One of the limitations of R that I have read about is that it needs to load entire data into memory, so its not suitable for analyses of big data. Has anything been done to address this problem? Are there any workarounds?
There are tons of great big data solutions in the R ecosystem.
- Sparklyr - the R API package to Apache Spark. There are data manipulation and machine learning modules in Spark that you can control with R or Python.
- Database connectors and dplyr - use R to manipulate data in the database on the server and then pull it out when you need it. I would recommend the new odbc package and the dbplyr package
- There are some memory optimization packages that will give you a small boost if you are talking about a few extra gigs of memory like bigmemory.
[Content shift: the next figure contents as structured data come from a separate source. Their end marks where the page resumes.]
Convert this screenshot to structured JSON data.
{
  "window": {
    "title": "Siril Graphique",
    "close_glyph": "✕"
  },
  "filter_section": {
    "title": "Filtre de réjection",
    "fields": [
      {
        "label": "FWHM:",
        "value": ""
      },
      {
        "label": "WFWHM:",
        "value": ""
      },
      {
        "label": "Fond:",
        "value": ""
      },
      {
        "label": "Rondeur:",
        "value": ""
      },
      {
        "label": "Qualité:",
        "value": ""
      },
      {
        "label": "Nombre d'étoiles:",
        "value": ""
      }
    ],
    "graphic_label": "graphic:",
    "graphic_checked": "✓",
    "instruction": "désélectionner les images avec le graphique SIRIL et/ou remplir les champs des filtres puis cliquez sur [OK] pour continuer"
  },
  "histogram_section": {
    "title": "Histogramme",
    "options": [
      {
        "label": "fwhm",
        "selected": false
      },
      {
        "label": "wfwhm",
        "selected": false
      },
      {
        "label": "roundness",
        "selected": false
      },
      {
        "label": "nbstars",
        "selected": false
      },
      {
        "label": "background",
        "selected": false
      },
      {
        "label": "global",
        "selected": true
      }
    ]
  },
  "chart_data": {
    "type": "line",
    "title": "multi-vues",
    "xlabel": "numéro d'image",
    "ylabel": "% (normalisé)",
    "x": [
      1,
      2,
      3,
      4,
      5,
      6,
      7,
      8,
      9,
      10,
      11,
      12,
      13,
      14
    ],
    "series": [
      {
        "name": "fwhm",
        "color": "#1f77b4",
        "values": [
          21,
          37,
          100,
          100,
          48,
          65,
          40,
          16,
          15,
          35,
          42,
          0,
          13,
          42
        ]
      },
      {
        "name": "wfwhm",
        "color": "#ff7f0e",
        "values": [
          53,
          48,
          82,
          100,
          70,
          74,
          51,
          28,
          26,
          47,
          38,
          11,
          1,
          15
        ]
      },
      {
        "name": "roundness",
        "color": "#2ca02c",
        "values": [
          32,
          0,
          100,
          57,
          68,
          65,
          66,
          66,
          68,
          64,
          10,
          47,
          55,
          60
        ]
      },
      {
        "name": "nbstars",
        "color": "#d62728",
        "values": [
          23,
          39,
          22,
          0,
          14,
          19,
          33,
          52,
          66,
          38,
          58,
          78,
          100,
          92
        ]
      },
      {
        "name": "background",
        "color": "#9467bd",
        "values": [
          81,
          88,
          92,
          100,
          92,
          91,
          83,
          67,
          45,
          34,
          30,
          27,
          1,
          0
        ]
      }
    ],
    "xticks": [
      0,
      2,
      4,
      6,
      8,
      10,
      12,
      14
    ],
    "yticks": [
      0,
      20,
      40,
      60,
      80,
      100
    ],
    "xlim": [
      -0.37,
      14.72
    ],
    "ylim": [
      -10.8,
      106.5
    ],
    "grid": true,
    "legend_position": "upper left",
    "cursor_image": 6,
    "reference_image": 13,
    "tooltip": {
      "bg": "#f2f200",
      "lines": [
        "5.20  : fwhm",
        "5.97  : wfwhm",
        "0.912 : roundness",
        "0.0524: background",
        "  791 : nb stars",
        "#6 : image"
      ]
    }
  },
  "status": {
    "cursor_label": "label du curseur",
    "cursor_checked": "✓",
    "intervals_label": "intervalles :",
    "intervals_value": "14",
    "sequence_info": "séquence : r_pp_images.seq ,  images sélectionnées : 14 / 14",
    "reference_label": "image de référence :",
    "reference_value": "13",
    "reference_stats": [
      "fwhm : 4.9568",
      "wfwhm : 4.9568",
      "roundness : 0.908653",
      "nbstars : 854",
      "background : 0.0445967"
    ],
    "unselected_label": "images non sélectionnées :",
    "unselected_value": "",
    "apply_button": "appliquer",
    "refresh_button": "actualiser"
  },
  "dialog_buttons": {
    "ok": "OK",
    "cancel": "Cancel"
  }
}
- Rent an AWS or Digital Ocean VM for an hour or two and you can brute force it
I’m sure other people will have more!
There is a pretty good discussion of this topic here:
As @Dripdrop12 alluded to, part of the trick is that R can provide an excellent interface to the “standard” big data tools. Beyond that, recommendations on specific solutions generally depend on the specific problem.
Unclear how this a limitation of R (especially on a 64-bit system) … nearly every programming system relies on external packages/modules/libraries/etc. to handle ‘virtual memory’ mappings for specific tasks (e.g. large matrix operations or binary/text file scanning). BTW, readr has chunked reading to process/reduce large files in chunks to prevent out-of-memory issues.
(In contrast, R’s missing out-of-the-box 64-bit integer support does strike me as a limitation when compared to other popular computing systems. bit64 is helpful, but (IMHO) I think native int64 support should be prioritized by R-core.)
Another cool thing about
sparklyr is that you can use it without a cluster or external server. The “local” mode (https://spark.rstudio.com/articles/deployment-overview.html#deployment) will create a Spark context in your laptop (Windows, Mac or Linux). I’ve done experiments on my laptop where I “map” the large files using Spark, so when I perform some
dplyr commands, they are actually being performed in Disk and not in Memory. I then just import the data I want into the Spark cache. Because of how Spark works, another nice thing is that I can actually map multiple files that have the same layout as if there were one table, so I can actually query across files w/o bringing anything into memory. Here are a couple of links that may be of help: https://spark.rstudio.com/articles/guides-caching.html and https://github.com/rstudio/webinars/blob/master/42-Introduction%20to%20sparklyr/sparklyr-webinar1.Rmd
List Columns and Memory
Thanks for letting me know of that, looks a very nice way to handle large data sets.